Palm Beach County is back in play for a new Atlanta Braves spring-training home, as the team management explores options apart from efforts toward a new St. Petersburg base and back toward the franchise’s longtime spring home.
The Braves trained in West Palm Beach for 35 years — beginning during the Milwaukee Braves era — before shifting spring operations to Disney’s Champion Stadium in 1998. And while Palm Beach County surfaced as a possible spring home for the Braves once it became apparent the team was ready to move from ESPN’s Wide World of Sports complex, the team first moved on a proposed spring-training/sports-tourism complex in St. Petersburg — a proposed quickly dissed by both Major League Baseball and the Tampa Bay Rays, who argued any new-ballpark efforts should be focused on the Rays.

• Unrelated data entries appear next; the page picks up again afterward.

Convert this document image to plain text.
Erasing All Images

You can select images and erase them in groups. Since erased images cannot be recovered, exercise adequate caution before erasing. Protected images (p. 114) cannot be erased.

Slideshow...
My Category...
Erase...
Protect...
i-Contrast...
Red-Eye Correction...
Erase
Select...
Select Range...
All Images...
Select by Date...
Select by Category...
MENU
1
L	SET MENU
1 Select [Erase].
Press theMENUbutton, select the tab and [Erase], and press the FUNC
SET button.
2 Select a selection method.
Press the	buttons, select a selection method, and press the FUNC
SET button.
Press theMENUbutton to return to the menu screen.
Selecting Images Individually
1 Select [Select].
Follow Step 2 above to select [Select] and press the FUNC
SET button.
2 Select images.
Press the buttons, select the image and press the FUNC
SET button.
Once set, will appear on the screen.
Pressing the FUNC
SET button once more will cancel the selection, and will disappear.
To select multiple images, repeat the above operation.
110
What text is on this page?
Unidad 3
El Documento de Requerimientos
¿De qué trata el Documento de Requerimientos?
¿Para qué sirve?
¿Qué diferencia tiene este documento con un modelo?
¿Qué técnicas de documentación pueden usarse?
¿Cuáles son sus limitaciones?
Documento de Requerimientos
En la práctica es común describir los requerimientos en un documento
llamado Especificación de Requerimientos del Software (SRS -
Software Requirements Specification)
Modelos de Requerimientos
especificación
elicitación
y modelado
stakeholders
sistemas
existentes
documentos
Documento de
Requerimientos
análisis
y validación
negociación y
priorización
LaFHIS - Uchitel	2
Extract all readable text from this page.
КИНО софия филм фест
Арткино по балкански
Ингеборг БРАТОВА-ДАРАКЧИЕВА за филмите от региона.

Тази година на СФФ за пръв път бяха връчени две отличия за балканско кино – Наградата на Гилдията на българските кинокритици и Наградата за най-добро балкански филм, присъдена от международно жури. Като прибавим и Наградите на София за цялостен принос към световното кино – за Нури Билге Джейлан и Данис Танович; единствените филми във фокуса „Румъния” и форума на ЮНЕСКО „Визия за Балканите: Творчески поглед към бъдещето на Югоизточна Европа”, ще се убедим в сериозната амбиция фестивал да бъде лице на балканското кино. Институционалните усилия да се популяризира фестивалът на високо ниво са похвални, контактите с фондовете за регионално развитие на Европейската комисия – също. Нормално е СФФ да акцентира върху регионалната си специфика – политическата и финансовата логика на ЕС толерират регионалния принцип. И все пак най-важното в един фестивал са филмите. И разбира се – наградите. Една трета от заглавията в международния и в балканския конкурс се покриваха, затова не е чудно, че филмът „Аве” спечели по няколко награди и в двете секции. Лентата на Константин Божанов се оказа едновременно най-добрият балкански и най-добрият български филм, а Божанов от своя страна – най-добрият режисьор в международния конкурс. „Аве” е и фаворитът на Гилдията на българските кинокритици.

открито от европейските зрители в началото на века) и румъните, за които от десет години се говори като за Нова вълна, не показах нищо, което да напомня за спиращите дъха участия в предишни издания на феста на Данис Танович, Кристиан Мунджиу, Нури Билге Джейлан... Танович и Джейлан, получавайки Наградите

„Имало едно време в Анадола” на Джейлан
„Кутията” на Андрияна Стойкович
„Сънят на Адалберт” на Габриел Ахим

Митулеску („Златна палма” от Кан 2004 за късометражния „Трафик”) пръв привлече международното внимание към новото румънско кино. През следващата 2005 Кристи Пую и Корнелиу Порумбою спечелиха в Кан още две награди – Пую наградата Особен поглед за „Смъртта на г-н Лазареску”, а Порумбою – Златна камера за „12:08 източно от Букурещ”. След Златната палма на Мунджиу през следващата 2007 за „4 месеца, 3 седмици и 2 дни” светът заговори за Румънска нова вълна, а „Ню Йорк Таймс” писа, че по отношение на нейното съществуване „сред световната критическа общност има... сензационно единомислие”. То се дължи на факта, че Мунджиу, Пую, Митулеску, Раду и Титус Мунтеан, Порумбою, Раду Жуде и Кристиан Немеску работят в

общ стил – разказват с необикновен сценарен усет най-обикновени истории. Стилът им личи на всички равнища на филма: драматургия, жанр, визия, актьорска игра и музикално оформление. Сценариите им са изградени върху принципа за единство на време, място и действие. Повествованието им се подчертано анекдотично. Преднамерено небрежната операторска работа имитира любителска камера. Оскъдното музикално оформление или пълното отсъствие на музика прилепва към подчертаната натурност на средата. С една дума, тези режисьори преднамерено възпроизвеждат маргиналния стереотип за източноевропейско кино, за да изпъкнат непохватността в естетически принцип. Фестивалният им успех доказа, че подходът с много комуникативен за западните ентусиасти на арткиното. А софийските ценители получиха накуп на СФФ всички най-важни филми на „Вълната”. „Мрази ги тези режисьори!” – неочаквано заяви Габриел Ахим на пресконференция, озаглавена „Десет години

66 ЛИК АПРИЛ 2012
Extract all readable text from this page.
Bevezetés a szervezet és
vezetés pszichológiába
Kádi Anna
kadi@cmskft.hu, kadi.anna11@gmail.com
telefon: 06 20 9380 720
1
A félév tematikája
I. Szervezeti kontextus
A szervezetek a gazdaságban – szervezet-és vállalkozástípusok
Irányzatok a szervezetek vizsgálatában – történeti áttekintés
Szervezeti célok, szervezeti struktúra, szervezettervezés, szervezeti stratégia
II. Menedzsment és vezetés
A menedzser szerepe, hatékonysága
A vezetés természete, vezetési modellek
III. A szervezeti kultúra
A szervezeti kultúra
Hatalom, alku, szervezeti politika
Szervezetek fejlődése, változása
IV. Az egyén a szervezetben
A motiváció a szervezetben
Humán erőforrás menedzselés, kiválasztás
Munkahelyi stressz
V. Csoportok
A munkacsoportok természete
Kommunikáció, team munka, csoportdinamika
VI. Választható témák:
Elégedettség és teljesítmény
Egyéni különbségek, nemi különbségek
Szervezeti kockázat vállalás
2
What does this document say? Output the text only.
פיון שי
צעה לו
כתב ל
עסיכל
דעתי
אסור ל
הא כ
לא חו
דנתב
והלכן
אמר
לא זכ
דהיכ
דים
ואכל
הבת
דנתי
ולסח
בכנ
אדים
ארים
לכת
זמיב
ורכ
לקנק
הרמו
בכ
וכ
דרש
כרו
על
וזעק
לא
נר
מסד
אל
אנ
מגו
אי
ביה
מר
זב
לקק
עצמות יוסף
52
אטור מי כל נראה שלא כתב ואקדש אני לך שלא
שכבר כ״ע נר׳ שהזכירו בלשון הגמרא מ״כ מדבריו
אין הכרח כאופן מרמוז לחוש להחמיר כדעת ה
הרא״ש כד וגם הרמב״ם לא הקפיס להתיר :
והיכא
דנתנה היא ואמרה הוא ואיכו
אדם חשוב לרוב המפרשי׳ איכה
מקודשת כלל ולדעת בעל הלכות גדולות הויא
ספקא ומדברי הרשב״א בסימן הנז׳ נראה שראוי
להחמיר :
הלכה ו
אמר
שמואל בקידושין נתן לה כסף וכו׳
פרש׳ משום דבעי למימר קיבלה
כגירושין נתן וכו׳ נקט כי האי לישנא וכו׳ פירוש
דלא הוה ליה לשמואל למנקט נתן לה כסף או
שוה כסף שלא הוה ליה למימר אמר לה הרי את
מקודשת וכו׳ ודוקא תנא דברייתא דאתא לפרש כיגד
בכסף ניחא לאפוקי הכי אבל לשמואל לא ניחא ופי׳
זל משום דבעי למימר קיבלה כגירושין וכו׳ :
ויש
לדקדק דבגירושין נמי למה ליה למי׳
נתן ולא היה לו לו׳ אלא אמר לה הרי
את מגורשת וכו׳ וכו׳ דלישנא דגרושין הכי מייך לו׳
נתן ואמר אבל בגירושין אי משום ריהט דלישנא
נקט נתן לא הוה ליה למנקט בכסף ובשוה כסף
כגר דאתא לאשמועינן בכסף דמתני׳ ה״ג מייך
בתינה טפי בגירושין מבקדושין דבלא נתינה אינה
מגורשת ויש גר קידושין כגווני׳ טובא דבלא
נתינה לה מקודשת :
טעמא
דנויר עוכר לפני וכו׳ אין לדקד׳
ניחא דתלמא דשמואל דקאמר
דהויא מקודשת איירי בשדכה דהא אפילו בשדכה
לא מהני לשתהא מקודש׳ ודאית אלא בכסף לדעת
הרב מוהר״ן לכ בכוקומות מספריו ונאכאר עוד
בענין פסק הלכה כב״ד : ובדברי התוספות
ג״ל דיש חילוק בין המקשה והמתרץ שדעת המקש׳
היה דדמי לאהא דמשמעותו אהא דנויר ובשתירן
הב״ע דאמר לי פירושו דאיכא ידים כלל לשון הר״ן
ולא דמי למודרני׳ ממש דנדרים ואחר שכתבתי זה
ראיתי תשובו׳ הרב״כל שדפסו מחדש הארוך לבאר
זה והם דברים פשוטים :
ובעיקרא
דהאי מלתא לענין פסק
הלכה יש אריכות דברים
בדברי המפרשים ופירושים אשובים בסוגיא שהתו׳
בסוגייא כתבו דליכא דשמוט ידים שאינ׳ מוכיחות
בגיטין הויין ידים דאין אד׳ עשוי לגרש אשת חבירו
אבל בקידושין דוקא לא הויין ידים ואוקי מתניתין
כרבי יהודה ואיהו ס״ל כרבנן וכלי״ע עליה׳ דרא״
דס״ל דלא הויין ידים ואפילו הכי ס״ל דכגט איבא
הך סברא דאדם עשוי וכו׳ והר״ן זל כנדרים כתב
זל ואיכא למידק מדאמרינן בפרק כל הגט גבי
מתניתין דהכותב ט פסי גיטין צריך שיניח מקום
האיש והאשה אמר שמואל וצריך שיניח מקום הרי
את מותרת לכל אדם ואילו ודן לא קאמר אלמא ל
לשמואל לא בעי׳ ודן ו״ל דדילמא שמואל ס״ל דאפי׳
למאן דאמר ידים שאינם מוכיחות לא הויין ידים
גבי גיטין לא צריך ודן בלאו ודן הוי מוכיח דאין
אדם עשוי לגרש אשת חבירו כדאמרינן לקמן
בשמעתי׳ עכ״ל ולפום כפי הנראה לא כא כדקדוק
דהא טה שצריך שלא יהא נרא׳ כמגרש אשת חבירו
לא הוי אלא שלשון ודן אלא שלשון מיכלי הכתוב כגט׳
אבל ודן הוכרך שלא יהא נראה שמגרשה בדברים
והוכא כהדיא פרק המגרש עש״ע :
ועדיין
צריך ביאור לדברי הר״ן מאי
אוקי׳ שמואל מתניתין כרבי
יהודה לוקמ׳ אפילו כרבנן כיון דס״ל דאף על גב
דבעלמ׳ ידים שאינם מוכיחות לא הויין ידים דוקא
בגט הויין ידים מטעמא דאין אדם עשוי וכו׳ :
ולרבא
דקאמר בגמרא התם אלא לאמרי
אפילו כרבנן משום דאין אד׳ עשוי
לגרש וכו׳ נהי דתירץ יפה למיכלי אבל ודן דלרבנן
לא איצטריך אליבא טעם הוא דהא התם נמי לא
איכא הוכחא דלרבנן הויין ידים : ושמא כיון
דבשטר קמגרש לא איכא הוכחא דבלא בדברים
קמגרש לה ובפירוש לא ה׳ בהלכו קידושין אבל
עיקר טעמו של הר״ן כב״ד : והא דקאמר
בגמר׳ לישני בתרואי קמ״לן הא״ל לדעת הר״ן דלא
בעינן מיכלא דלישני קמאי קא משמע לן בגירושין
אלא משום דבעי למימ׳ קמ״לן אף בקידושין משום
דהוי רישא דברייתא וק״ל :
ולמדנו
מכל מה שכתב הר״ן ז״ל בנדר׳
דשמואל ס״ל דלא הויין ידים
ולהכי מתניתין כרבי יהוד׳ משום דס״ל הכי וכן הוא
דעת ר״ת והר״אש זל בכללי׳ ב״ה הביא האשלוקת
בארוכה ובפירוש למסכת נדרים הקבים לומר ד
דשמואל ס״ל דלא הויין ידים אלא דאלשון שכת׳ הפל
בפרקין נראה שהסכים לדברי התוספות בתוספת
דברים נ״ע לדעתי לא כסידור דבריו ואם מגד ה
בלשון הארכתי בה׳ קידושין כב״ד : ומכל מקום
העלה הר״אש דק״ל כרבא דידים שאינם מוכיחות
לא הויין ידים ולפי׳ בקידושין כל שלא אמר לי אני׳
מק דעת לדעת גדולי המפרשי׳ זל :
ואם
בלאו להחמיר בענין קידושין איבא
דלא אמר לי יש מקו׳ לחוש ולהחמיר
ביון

So back to Palm Beach for the Braves. The team hired public affairs consultants Tom McNicholas and Rachel Ondrus as lobbyists for the team; McNicholas was key in Palm Beach County and West Palm Beach landing a joint training camp for the Washington Nationals and Houston Astros and has been working on that project in recent months.
Now, hiring a connected lobbyist will certainly start the search, but it could be a hard sell. County officials say they have no resources for building a new spring-training complex, and Florida cities may be unwilling to pay toward a complex on their own, even though there could be some small measure of state funding involved. From the Palm Beach Post:
“We have a chance for a homecoming now, we hope,’’ Braves President John Schuerholz told The Palm Beach Post on Tuesday.
“We have engaged with groups in various communities, and obviously, by our acknowledgement that we have hired a lobbyist in Palm Beach County, that says we are interested there as well.’’
The Braves have not had any formal meetings with any local elected officials and they have not found a preferred site in the county, although they are believed to be focusing from Lake Worth south to Boca Raton, the rich southern half of the county where no teams train….
Even Schuerholz admitted the long-shot chances of the Braves returning: “I don’t know if there’s a chance, but that would be a pleasant thing for a lot of people,’’ he said.
Now, there will certainly be some sentimental value in the Braves returning to Palm Beach County. But there’s a lot of work needed before that first shovel of dirt is overturned for a new complex.